Andreas Vesalius was a Brussels-born anatomist of the early-to-mid 1500s. He revolutionized medicine by being among the first of his profession to put to the test the then-1500 year-old anatomical accounts produced by Galen. At the time, Galen was considered an unquestionable authority, so much so that Vesalius faced much mockery and ridicule for daring to point out some basic errors in Galen's account. Galen, for his part, had eschewed the dissection of human subjects, figuring that a Barbary ape was close enough to stand in. From this, Galen errantly presumed that mans' sternum, ribs, ventricles, and other structures were the same in number and arrangement as those of the ape. Physicians for generations after this were equally content to study animal corpses, and presume Galen's projections from animal to man to be correct.

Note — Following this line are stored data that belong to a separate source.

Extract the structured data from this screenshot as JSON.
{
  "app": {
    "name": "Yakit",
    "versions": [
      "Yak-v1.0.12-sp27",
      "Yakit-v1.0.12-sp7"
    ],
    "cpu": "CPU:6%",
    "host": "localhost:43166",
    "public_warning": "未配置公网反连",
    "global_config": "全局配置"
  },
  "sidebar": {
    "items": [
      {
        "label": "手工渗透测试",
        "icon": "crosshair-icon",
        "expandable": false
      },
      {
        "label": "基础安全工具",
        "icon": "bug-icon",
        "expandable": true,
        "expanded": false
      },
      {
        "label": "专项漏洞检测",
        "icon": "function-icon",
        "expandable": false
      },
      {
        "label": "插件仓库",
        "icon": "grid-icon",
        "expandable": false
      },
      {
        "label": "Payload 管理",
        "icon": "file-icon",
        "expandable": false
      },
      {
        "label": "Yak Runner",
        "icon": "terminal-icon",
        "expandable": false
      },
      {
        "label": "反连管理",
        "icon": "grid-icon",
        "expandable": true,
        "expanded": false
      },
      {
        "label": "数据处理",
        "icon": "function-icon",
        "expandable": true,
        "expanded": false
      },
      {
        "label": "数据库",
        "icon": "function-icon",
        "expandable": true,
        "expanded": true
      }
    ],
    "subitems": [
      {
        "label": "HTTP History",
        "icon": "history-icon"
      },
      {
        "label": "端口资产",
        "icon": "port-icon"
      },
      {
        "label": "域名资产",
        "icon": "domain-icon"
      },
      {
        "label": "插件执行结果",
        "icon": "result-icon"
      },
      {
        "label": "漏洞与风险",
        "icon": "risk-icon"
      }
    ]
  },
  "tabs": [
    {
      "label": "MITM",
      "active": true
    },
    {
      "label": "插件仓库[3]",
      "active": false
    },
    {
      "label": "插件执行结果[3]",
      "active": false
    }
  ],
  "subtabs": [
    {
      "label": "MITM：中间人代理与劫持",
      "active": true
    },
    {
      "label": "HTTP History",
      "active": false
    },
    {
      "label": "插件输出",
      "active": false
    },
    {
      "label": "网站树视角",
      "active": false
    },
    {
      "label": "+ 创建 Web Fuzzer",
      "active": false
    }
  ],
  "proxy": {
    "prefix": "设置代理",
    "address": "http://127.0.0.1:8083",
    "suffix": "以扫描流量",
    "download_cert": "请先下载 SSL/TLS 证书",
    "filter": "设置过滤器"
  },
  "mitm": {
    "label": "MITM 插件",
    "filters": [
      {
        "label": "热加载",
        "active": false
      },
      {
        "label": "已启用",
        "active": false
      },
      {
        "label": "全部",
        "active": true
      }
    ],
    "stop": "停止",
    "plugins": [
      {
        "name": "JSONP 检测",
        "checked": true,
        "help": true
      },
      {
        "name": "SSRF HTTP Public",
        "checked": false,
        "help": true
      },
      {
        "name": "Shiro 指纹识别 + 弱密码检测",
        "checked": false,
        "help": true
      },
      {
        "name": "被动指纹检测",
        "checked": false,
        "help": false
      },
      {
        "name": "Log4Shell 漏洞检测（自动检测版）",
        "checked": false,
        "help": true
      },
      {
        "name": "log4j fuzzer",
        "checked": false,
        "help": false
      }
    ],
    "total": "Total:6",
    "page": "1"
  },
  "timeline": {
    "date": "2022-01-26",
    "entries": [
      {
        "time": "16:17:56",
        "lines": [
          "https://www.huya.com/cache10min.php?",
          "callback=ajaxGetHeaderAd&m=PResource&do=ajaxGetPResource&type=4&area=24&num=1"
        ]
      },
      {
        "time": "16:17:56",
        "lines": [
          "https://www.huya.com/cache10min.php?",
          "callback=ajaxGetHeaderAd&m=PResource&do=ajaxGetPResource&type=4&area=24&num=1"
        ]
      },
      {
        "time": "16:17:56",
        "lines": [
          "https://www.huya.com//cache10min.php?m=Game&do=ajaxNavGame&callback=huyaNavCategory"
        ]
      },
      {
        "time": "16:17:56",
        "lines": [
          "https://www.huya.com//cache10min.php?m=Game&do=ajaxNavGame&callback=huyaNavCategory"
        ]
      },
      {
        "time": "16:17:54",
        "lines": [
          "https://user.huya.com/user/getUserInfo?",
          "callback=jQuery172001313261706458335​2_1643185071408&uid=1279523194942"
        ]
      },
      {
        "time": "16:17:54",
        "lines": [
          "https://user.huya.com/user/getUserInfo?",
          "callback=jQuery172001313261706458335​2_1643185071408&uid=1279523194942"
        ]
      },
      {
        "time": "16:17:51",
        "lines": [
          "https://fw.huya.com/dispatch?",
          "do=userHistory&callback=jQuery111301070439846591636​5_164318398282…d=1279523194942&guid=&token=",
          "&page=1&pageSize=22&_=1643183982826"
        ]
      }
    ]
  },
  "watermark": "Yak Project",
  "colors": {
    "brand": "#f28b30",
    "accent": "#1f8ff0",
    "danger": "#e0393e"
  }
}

In Vesalius' day, religious prohibitions made it difficult, nearly impossible, to dissect a human corpse, and so there was (quite surprisingly) no effective and systemic way to discern how bone and muscle came together, and how organs did what they did (or, even, what it was that they did). Perhaps it was because Vesalius was raised in a famous family of physicians that he had the confidence to upend this key prohibition, acquiring corpses of condemned criminals to cut apart in the presence of painters who would capture each step of the dissection. And so it was that this Flemish doctor of medicine put to rest the errors of Galen -- and made one other very important find. For, you see, it was not until 1543 that Vesalius put to rest as well the myth that Biblical Creation had left man with one missing rib. Vesalius did what none before had dared (or at least had dared to publish). He simply counted the ribs, and found that in every instance their number was even, and was the same for man as for woman.

Some protesters against Vesalius' discoveries called for him to be subject to inquisitorial investigation; others went so far as to insist that Galen had been correct for his day, but that human anatomy itself had been altered since Galen's time to come, then, to Vesalius' findings. Vesalius himself was occupied, after teaching for a time in Padua, as Imperial Physician to Emperor Charles V of Germany, a post in which he was well-liked, and which protected Vesalius from persecution for his discoveries. But, perhaps desiring to put the lie to charges against his faithfulness, and perhaps needing time to consider an offer for a new teaching appointment in Italy, Vesalius made a pilgrimage to the Holy Land; on his return voyage, the brilliant physician was shipwrecked and died, in 1564, at age 50.